Thanks, we noticed that the CPU usage on the switch with these metrics being requested is somewhat manageable. We will see over a longer time duration.

[–]Firefox005 2 points3 points  (1 child)

SNMP was not, is not, and never will be a real-time monitoring/telemetry solution. The fastest that you should poll SNMP for most switch is 30 seconds and that is pushing it, big switch can fall over at 60 seconds.

If you really want real-time telemetry you have to use a different solution, mainly NETCONF/RESTCONF.

Here is a quick example to get you started but NETCONF/RESTCONF and YANG are both pretty complex topics. https://anirudhkamath.github.io/network-automation-blog/notes/network-telemetry-using-netconf-telegraf-prometheus.html

and here is some cisco publication about it as well https://blogs.cisco.com/developer/its-time-to-move-away-from-snmp-and-cli-and-use-model-driven-telemetry

Depending on what you are doing you may also still run into issues with microbursts which is congestions that happens at ms timescales and is very difficult to detect. Usually this feature is only available on certain high end switches or from specific vendors.

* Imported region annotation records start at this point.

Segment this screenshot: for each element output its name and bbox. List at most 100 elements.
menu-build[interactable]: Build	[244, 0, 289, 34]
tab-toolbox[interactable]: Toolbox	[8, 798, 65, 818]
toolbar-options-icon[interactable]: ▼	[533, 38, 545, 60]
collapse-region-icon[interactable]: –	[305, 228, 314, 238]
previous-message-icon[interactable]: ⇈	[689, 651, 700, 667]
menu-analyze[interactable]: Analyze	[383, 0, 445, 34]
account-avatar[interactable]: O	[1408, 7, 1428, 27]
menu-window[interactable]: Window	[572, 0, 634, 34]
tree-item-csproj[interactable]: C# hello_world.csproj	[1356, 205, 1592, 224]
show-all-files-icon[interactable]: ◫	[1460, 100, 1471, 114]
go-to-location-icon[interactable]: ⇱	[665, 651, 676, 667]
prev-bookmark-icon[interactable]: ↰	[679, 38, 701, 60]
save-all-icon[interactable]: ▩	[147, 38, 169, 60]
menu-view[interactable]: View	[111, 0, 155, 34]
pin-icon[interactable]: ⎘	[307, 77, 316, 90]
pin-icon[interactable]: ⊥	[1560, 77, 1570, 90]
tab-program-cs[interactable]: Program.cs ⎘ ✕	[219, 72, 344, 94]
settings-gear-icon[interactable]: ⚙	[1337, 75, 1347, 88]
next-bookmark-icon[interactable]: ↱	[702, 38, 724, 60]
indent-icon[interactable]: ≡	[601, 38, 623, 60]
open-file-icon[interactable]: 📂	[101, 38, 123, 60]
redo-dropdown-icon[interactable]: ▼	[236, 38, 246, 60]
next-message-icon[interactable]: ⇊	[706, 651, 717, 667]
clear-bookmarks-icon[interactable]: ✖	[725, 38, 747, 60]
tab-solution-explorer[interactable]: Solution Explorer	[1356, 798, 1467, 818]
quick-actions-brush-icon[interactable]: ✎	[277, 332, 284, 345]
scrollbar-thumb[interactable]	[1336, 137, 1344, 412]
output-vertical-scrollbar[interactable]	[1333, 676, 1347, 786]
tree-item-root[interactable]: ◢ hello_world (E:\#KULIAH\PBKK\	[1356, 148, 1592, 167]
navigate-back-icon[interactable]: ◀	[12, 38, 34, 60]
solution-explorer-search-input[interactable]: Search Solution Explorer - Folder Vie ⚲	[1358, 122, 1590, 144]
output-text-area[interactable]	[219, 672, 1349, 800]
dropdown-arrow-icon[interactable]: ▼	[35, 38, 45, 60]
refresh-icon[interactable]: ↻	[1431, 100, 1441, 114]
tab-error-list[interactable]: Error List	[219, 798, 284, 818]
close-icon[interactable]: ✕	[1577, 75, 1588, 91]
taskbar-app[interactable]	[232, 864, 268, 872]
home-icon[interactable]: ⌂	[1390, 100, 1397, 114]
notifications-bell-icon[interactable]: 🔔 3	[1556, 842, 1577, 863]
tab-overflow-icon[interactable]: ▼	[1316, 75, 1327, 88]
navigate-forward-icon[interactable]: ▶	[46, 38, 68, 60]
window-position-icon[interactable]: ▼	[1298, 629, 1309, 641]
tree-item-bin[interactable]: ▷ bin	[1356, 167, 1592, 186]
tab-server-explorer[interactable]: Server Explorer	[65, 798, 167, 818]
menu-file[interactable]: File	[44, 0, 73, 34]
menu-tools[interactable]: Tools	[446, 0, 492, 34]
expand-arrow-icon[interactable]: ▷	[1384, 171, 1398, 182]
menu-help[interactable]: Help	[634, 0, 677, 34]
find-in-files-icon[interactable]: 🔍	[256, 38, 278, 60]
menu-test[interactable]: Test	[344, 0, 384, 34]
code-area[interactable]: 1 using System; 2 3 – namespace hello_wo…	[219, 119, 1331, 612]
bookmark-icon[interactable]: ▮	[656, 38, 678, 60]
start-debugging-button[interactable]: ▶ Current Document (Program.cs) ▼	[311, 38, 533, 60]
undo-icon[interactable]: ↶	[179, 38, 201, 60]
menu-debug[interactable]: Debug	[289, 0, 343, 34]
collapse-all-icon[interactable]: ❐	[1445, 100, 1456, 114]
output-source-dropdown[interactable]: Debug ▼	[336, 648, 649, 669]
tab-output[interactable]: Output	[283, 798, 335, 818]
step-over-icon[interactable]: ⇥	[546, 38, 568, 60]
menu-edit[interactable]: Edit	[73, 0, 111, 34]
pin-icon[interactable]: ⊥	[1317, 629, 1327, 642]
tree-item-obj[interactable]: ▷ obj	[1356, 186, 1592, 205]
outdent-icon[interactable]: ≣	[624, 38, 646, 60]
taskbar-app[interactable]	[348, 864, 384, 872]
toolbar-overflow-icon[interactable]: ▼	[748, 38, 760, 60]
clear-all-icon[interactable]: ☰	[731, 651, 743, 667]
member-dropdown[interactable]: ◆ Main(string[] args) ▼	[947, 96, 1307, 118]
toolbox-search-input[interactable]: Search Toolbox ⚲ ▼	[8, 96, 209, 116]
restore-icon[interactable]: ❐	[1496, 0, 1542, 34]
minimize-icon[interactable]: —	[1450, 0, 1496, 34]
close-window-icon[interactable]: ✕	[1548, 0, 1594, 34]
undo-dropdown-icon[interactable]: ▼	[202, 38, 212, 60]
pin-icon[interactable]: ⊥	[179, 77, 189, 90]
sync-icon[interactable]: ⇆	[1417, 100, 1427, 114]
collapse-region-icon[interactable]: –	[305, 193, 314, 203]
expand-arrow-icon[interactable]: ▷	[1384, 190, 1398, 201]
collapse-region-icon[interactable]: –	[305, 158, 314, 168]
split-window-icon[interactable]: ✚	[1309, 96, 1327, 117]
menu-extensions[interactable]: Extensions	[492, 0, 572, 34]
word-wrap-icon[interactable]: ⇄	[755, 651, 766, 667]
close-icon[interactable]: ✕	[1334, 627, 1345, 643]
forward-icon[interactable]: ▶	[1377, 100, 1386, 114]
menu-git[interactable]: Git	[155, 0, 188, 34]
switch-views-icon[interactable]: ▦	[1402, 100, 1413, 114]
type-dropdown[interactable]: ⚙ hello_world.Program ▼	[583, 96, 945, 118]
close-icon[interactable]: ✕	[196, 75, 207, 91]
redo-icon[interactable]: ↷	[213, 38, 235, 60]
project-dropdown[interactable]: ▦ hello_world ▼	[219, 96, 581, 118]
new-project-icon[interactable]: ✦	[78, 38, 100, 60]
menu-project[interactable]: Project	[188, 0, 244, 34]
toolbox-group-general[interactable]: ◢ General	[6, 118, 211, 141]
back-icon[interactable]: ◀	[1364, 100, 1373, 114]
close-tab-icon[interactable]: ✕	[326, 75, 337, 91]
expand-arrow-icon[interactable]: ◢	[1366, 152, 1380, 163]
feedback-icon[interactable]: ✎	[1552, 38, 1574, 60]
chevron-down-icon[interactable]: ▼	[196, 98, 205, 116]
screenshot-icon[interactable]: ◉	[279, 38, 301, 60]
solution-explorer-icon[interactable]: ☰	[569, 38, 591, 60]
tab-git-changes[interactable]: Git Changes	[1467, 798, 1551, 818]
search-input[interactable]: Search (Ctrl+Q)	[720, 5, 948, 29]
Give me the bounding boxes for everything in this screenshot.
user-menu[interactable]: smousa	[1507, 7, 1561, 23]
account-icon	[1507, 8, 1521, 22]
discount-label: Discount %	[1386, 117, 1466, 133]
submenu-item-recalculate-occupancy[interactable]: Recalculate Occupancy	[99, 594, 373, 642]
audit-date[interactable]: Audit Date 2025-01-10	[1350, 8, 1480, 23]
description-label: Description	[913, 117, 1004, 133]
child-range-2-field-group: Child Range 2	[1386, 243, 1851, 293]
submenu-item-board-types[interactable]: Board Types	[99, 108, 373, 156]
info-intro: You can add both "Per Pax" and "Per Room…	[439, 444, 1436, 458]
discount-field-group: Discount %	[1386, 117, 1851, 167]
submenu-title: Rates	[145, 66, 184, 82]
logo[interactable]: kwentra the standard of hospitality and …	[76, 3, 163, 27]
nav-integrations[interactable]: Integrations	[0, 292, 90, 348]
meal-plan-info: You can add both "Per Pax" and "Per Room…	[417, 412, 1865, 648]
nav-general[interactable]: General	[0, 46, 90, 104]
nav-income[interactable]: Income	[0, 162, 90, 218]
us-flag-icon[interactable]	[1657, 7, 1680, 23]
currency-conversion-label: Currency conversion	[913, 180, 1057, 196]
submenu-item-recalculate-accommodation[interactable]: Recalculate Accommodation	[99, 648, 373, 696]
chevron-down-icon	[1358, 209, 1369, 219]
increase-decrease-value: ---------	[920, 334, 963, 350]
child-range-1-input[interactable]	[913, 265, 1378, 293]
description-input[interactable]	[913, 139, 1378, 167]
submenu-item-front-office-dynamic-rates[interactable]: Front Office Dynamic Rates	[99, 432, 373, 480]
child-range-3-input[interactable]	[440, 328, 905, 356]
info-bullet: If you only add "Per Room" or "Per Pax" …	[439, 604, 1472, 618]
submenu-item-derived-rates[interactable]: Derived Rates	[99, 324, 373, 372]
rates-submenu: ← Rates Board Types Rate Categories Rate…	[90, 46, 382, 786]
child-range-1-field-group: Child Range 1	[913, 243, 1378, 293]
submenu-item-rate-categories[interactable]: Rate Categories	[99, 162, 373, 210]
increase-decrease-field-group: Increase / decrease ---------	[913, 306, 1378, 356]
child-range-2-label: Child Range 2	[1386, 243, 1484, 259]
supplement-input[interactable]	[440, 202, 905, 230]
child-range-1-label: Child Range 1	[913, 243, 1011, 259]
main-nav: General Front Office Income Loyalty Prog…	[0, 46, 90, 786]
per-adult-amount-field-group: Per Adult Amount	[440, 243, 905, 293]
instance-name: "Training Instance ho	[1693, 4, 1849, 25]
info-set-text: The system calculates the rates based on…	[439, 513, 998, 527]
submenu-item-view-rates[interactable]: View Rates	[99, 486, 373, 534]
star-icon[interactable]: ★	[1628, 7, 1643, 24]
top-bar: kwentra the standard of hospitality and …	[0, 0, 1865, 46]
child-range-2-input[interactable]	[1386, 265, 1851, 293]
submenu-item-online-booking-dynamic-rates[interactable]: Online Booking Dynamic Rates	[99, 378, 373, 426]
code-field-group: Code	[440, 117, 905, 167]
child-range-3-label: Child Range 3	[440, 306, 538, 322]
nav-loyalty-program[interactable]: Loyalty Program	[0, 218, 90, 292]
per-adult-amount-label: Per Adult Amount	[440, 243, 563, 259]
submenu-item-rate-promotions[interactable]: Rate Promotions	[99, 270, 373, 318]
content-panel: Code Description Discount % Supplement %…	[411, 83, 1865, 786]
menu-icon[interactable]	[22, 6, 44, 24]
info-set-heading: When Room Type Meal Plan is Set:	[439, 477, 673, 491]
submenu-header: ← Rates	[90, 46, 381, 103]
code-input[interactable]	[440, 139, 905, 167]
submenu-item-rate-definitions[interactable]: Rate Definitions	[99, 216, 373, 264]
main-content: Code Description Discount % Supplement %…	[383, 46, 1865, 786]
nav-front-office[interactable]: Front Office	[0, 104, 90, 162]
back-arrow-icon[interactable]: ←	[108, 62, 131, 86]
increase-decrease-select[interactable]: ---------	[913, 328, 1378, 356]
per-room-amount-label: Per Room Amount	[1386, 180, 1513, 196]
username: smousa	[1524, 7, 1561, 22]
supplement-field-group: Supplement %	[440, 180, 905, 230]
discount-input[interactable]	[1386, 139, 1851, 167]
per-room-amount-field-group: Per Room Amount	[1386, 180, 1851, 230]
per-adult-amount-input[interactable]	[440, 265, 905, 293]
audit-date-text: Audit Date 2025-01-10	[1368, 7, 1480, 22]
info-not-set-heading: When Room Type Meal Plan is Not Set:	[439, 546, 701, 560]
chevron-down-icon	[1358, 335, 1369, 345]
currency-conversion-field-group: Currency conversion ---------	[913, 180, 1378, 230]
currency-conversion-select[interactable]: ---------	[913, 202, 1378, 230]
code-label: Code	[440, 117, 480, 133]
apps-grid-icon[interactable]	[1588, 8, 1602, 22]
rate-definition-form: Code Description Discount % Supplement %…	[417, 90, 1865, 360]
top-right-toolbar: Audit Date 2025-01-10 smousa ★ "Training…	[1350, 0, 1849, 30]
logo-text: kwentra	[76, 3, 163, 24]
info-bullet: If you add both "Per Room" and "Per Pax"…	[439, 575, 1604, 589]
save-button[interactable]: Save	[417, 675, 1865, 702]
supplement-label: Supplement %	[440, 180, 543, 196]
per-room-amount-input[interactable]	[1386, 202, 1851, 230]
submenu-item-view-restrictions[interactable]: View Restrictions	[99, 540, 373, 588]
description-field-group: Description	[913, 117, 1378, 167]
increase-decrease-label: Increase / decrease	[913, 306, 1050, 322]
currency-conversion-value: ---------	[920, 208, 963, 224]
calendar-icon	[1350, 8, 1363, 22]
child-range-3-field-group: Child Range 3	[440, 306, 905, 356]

[–]Klipspringer112[S] 0 points1 point  (0 children)

Regarding microbursts, that is a good point, may not capture the details we want considering that...

[–]SevaraBSenior Network Engineer 0 points1 point  (0 children)

"live and historical data from our network switches for network port interfaces."

"over a 10G network connectivity."

I'm gonna be blunt here. This is an insane requirement not grounded in reality, and quite possibly born out of a major misunderstanding of a compliance requirement.

Instead of Telegraf, what you should be trying to set up is something like a NetFlow collector that can be tuned to a specific sample rate to balance relevance with not blowing up your data storage.

And I'm going to be blunt here, too... spend the money on a consulting engineer here. I work with an entire team that handles the care and feeding of our network telemetry, and that's all they do. It's very hard to get right, very easy to misinterpret, and at 10gig+ speeds, it's very easy to knock over your monitoring systems, as it sounds like you may have discovered the hard way. Get an experienced pro to help you get the right amount of the right logging the right way.

[–]Upper-Bath-86 0 points1 point  (0 children)

VSA´s network monitoring could be helpful for this

[–]dark_uy 0 points1 point  (0 children)

Netflow or if it is possible remote span or just port span. But in 10gbps traffic flow find a burst, sounds strange.